Regardless of which camp you’re in, it would suggest that items made more prominent by this act may be spending less time in the sample population than those that join the slush — meaning that passersby may actually be intercepting lost items even more often than the sample indicates.

So score a point for good intentions, anyway.


After all the snow had cleared, I took one final walk. It was sunny, but cold enough again for gloves and hats, and I wondered if they were still being lost and intercepted. But there were markedly fewer to be found. On a hike of similar length through the same neighborhood, this time I saw only half as many, and none had been moved to an elevated spot — unless you count the one that was on a park bench contemplating a botany degree, which could go either way. 

Just as items are often lost in transitional zones, perhaps it’s also in the transitions between sunny and snowy when this losing-and-finding behavior reaches its peak. Is there something in the soul and spirit of times of transition that brings out the latent Samaritan in some of us?

It’s possible that in this simple courtesy, we are observing human kindness at its most sincere and in its smallest indivisible unit.
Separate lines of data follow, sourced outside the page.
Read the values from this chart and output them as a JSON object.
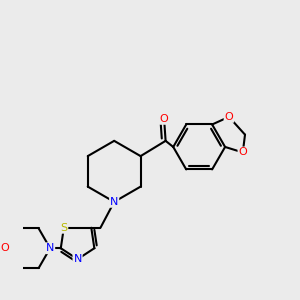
{
  "bg_color": "#ebebeb",
  "bond_color": "#000000",
  "atom_colors": {
    "N": "#0000ff",
    "O": "#ff0000",
    "S": "#b8b800",
    "C": "#000000"
  },
  "line_width": 1.5
}
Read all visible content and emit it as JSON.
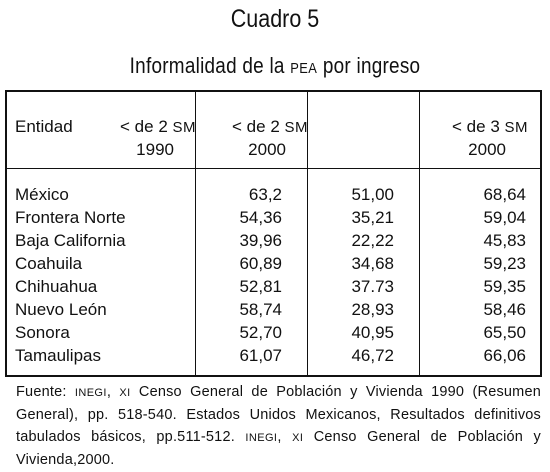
{
  "title": "Cuadro 5",
  "subtitle": {
    "part1": "Informalidad de la ",
    "pea": "PEA",
    "part2": " por ingreso"
  },
  "table": {
    "columns": [
      {
        "label": "Entidad"
      },
      {
        "line1_a": "< de 2 ",
        "unit": "SM",
        "line2": "1990"
      },
      {
        "line1_a": "< de 2 ",
        "unit": "SM",
        "line2": "2000"
      },
      {
        "line1_a": "< de 3 ",
        "unit": "SM",
        "line2": "2000"
      }
    ],
    "rows": [
      {
        "entidad": "México",
        "v1": "63,2",
        "v2": "51,00",
        "v3": "68,64"
      },
      {
        "entidad": "Frontera Norte",
        "v1": "54,36",
        "v2": "35,21",
        "v3": "59,04"
      },
      {
        "entidad": "Baja California",
        "v1": "39,96",
        "v2": "22,22",
        "v3": "45,83"
      },
      {
        "entidad": "Coahuila",
        "v1": "60,89",
        "v2": "34,68",
        "v3": "59,23"
      },
      {
        "entidad": "Chihuahua",
        "v1": "52,81",
        "v2": "37.73",
        "v3": "59,35"
      },
      {
        "entidad": "Nuevo León",
        "v1": "58,74",
        "v2": "28,93",
        "v3": "58,46"
      },
      {
        "entidad": "Sonora",
        "v1": "52,70",
        "v2": "40,95",
        "v3": "65,50"
      },
      {
        "entidad": "Tamaulipas",
        "v1": "61,07",
        "v2": "46,72",
        "v3": "66,06"
      }
    ]
  },
  "source": {
    "s1": "Fuente: ",
    "s2": "INEGI",
    "s3": ", ",
    "s4": "XI",
    "s5": " Censo General de Población y Vivienda 1990 (Resumen General), pp. 518-540. Estados Unidos Mexicanos, Resultados definitivos tabulados básicos, pp.511-512. ",
    "s6": "INEGI",
    "s7": ", ",
    "s8": "XI",
    "s9": " Censo General de Población y Vivienda,2000."
  }
}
The value of the item is negligible; the cost of the gesture is similarly so; it has little chance of success, and even less of reward. The best one can hope for is the feeling of having tried to help, or more precisely, of being the one who cared enough to try.

But these same attributes also testify against themselves. With no real effort spent, and no hope of real reward, the finder has no real skin in the game. And as many do-gooders have discovered, sometimes the world just doesn’t want to be saved. The hope that the owner of a lost glove will return in search of their property is most likely a romantic mirage. By the time the second person has found it, the first has already begun rationalizing the loss, and is moving on. The virtual connection has formed, but they are the first to know that the gulf will stubbornly remain.

I suspect this is why some of the items I found seemed to be rather artfully placed. Faced with a gulf that cannot be bridged, perhaps the best reaction is to make the item into an effigy of futility itself. A glove cannot hail a tram, a hat cannot warm a parking meter, and a fireplug cannot grow a rooster’s comb — but by turning a gesture of altruism into a gesture of creativity, we can all have some fun pretending they can.